Foto ini merupakan gabungan para mahasiswa dengan anak-anak Desa Kerya Mukti. Tak usah aku deskripsikan, karena sudah jelas kebahagian menyelimuti kami saat itu. Senang rasanya.


Foto terkahir yang diupload do tulisan ini merupakan foto antara Panitia dan Perangkat Desa Karya Mukti. Ini hanyalah foto, foto perpisahan semoga pada nyatanya kita bisa bertemu kembali di saat yang berbahagia.

Diakhir tulisan ini tak terasa waktu sudah menunjukkan pukul 02.37 lewat 56 detik. Rasanya masih tak cukup untuk menuliskan cerita di P2M itu.
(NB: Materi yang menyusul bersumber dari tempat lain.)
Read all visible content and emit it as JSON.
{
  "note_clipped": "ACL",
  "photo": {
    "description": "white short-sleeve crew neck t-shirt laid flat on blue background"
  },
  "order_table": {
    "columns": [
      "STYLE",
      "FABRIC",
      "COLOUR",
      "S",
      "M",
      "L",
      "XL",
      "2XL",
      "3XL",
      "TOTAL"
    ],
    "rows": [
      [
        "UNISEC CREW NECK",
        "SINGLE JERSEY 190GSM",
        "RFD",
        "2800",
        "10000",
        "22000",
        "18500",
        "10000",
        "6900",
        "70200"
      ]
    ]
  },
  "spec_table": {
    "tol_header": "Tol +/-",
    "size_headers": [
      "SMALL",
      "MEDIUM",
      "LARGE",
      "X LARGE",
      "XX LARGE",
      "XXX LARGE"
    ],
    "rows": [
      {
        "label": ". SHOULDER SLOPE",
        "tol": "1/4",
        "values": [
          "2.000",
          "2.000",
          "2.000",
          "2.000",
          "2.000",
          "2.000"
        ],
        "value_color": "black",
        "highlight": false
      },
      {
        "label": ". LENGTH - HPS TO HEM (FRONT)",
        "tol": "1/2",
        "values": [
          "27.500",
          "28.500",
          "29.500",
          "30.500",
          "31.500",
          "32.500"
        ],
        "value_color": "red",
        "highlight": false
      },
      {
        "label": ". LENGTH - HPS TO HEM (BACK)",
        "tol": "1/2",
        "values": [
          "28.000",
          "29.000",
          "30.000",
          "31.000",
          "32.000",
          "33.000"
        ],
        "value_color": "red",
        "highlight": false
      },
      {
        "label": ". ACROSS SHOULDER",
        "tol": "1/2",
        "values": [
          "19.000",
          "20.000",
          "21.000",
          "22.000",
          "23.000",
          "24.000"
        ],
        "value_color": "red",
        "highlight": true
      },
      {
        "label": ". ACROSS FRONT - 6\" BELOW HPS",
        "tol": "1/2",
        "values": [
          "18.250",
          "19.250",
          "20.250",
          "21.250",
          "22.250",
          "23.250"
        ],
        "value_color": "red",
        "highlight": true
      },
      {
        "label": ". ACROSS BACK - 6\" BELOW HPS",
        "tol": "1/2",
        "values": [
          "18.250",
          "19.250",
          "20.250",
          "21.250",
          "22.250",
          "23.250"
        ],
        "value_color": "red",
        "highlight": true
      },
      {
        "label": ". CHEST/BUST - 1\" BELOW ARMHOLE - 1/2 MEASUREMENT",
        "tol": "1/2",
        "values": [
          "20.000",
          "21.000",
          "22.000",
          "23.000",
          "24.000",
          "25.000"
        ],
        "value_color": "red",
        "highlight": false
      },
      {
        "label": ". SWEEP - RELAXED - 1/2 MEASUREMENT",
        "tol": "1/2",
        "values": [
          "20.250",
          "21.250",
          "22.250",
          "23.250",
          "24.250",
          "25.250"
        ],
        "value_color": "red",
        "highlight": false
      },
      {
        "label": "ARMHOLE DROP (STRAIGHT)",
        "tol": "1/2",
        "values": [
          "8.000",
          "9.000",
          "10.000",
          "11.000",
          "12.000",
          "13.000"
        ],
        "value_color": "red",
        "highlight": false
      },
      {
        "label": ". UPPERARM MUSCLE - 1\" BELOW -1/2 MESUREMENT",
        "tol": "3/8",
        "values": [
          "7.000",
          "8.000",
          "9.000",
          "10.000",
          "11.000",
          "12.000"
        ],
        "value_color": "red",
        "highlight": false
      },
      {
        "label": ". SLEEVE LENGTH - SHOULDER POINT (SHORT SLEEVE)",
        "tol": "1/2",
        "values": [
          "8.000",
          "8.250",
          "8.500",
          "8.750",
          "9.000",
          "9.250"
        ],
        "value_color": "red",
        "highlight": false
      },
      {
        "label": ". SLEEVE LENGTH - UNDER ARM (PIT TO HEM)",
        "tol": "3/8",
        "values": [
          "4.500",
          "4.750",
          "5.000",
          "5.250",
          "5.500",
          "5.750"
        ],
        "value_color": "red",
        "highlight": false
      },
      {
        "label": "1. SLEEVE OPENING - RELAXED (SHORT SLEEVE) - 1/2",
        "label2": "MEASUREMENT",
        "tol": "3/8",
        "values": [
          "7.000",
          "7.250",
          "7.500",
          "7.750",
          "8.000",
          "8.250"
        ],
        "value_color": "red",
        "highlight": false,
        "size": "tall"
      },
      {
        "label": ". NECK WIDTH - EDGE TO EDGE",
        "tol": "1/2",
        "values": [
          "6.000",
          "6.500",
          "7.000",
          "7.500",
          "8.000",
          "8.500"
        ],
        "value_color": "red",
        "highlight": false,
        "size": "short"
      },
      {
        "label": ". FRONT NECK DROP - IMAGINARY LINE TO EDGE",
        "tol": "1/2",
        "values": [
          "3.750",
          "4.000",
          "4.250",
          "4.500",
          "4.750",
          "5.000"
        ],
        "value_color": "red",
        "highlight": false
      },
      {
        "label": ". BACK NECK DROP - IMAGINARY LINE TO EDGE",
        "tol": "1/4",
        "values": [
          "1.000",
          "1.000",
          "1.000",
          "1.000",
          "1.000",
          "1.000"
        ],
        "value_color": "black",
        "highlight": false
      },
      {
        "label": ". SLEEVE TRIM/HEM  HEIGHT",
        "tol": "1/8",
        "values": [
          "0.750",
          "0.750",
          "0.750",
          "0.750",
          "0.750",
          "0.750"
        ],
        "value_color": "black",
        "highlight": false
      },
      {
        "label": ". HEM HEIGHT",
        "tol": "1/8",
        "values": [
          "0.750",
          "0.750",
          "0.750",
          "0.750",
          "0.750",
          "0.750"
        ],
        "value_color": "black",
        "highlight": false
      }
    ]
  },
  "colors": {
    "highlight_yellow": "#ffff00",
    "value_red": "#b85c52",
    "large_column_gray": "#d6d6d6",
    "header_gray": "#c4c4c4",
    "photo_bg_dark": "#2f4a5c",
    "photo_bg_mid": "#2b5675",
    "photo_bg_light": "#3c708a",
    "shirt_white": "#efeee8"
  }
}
Tapi harus kuakhiri, semoga bermanfaat kalau tidakpun manfaatkanlah.
Bagi teman-teman yang tidak aku ceritakan di tulisan ini, bukan berarti kalian tidak berkesan, tapi Insya Allah mungkin di tulisan berikutnya, disaat ada waktu dan tentunya disaat aku mau, kuteruskan sepenggal demi sepenggal cerita P2M, atau cerita lainnya. Karena memang tidak mudah menulis cerita itu. Mohon dimaklum.